Single oral gavage of MnCl₂ resulted in a rapid appearance of manganese in plasma. The C_max (0.296 µg/mL) was achieved within 0.5 hours of the oral dose. Thereafter, manganese concentrations declined and the terminal phase followed the first-order kinetics. The absolute bioavailability (F) of manganese following oral MnCl₂was 13.2% at a dose of 6 mg/kg. Similar to iv injection, plasma manganese returned to normal levels 12 hours after dosing. Oral dosing of MnCl₂ resulted in a significant increase in terminal t_½ compared to rats receiving iv injection.

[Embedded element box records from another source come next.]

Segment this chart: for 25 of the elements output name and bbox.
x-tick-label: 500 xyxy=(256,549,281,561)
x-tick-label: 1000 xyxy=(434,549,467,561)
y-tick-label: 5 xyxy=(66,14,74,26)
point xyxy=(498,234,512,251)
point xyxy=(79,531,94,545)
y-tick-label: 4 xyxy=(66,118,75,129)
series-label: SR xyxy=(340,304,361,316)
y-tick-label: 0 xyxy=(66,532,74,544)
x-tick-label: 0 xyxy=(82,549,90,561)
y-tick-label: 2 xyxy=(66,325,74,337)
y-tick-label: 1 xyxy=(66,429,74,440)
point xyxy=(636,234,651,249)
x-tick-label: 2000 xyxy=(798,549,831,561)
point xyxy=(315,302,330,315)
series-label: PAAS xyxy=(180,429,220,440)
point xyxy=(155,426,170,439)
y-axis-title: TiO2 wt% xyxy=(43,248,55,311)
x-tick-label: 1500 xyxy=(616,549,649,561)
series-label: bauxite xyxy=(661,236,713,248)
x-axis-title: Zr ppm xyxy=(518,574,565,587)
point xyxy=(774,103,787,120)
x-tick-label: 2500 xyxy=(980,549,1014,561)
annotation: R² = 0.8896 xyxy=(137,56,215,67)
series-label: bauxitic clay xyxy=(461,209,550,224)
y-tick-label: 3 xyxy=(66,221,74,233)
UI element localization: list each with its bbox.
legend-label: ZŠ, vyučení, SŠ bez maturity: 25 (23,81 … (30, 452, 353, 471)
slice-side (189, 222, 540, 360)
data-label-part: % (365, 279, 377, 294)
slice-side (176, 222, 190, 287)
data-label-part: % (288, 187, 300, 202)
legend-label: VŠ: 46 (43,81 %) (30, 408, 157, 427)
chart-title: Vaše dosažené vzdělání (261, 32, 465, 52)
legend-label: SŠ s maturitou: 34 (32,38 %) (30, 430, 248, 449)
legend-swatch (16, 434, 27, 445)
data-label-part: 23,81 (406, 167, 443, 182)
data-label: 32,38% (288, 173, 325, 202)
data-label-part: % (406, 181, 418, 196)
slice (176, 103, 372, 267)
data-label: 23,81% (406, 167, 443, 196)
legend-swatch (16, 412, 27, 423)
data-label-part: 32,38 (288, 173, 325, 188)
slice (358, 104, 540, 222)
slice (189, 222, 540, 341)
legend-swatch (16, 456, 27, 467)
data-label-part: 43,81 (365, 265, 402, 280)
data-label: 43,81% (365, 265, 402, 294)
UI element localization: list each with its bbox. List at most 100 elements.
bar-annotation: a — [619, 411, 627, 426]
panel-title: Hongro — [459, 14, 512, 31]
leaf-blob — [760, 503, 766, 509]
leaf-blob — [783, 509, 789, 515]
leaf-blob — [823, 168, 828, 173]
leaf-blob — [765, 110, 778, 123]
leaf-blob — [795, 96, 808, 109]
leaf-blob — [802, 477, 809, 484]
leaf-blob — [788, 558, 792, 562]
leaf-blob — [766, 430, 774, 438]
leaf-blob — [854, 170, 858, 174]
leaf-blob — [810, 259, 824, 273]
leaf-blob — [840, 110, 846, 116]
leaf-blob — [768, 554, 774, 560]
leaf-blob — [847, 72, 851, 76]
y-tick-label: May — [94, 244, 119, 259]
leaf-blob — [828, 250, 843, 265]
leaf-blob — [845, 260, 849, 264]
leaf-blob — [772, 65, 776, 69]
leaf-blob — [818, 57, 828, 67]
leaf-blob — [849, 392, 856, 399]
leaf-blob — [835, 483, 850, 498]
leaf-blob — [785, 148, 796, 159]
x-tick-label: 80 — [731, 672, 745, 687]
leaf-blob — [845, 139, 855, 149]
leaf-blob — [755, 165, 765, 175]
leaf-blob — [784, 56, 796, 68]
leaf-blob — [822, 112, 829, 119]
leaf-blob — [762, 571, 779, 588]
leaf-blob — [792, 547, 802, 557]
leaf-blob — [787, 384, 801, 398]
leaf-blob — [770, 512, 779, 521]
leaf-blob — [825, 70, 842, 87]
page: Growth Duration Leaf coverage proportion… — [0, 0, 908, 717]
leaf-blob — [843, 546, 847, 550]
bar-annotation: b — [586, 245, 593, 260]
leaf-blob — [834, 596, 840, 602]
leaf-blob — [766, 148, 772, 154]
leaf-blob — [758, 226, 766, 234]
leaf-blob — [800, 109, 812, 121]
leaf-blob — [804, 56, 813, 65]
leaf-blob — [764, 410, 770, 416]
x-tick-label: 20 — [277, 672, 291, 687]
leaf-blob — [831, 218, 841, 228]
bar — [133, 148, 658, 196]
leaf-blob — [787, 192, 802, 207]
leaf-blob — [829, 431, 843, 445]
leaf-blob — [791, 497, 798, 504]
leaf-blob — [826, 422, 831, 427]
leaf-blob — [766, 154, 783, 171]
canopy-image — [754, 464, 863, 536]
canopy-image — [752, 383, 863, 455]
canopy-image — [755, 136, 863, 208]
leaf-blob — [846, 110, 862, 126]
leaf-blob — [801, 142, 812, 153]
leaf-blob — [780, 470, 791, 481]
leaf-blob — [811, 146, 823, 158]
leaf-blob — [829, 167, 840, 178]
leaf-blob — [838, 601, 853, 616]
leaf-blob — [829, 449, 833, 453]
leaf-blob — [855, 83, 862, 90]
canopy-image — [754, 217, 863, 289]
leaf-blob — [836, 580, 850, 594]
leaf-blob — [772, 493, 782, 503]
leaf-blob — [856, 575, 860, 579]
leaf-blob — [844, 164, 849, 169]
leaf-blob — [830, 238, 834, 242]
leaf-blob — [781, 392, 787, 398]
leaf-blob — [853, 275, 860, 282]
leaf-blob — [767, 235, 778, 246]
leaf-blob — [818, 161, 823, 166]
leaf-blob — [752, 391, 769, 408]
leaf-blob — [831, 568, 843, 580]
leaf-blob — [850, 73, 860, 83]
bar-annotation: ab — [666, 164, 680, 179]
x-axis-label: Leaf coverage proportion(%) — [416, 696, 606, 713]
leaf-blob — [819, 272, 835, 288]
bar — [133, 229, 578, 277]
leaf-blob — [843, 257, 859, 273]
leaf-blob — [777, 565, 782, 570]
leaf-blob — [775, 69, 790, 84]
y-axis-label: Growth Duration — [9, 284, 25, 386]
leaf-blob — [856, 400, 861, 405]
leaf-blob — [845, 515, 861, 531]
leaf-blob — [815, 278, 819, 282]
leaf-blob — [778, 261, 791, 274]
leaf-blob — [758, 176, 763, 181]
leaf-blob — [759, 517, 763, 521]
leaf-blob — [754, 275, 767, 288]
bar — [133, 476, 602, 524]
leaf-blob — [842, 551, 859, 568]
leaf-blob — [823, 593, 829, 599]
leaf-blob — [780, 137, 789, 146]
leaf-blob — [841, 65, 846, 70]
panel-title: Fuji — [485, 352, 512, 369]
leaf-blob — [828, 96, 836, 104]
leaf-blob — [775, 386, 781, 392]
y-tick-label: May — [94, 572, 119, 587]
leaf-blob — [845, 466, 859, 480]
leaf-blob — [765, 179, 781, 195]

Applicant's summary and conclusion

Conclusions:

Interpretation of results (migrated information): low bioaccumulation potential based on study results
Upon iv administration of MnCl2, manganese rapidly disappeared from blood with a terminal elimination t½ of 1.83 hours and CLs of 0.43 L/h/kg. The plasma concentration-time profiles of manganese could be described by C = 41.94e-4.2t + 2.08e-0.44t
Following oral administration of MnCl2, manganese rapidly entered the systemic circulation (Tmax = 0.25 h). The absolute oral bioavailability was about 13%.

Executive summary:

The toxicokinetics of manganese (Mn) was investigated in male rats either following a single intravenous (iv) or oral dose of MnCl2 (6.0 mg Mn/kg). The plasma concentrations of manganese were quantified by atomic absorption spectrophotometry (AAS).

Upon iv administration of MnCl₂, manganese rapidly disappeared from blood with a terminal elimination t_½ of 1.83 hours and CL_s of 0.43 L/h/kg. The plasma concentration-time profiles of manganese could be described by C = 41.94e^-4.2t + 2.08e^-0.44t

Following oral administration of MnCl₂, manganese rapidly entered the systemic circulation (T_max= 0.25 h). The absolute oral bioavailability was about 13%.